Or, at least, the days of relatively full automation may soon be upon us. According to a new report from consultancy firm PwC, something like 40 percent of US jobs could soon be taken by robots. More importantly, though, it looks like the United States is going to be affected by this more than any other country (where automation is a concern): In the United Kingdom, automation could replace about 30 percent of jobs; in Germany, automation could replace 35 percent of jobs; and in Japan, automation could replace 21 percent of jobs.

It puts things into better perspective when you consider that the United States and the United Kingdom have similar economies, and that the financial services sector in the United States is more vulnerable to this transition than their trans-Atlantic counterparts.

Researchers involved with the PwC report say, “The jobs of these US retail financial workers are assessed by our methodology as being significantly more routine, and so more automatable than the average finance sector job in the UK, with its greater weight on international finance and investment banking.”

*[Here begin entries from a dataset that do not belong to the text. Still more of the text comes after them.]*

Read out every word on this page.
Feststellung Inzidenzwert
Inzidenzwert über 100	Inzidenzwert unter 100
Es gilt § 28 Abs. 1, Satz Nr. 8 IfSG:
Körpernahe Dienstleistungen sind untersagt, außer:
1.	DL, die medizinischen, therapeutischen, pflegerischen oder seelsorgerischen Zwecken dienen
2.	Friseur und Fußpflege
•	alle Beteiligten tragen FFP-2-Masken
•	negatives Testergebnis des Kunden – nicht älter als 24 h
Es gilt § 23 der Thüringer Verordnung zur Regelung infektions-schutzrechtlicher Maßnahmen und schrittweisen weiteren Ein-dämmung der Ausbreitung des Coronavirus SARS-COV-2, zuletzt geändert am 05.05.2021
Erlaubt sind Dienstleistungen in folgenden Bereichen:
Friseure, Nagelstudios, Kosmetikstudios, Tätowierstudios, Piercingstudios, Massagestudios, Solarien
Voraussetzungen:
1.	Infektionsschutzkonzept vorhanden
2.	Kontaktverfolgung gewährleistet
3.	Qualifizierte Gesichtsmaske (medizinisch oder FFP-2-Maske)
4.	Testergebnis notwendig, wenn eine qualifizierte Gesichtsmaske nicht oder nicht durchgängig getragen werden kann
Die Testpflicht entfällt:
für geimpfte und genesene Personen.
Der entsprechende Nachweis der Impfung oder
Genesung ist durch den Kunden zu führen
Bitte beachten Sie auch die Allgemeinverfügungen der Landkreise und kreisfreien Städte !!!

The jobs that are most likely to be replace by robotics and automation include those within the transportation and storage sectors (56 percent), manufacturing (46 percent), and retail (44 percent).

As a matter of fact, PwC contends that jobs in the retail and wholesale sector could be drastically at risk. This is an industry which employs 15 percent of the workforce (in the UK). That could mean that nearly half of all retail jobs (in the UK) are at risk; the equivalent of roughly 2.3 million jobs.

Of course, the report also argues that robots in the workplace could improve top salaries.

The researchers go on to say: “Average pre-tax incomes should rise due to the productivity gains, but these benefits may not be evenly spread across income groups.”

Weighing the risks and benefits, of course, will be a major discussion over the next few decades as we continue to move closer and closer to automation.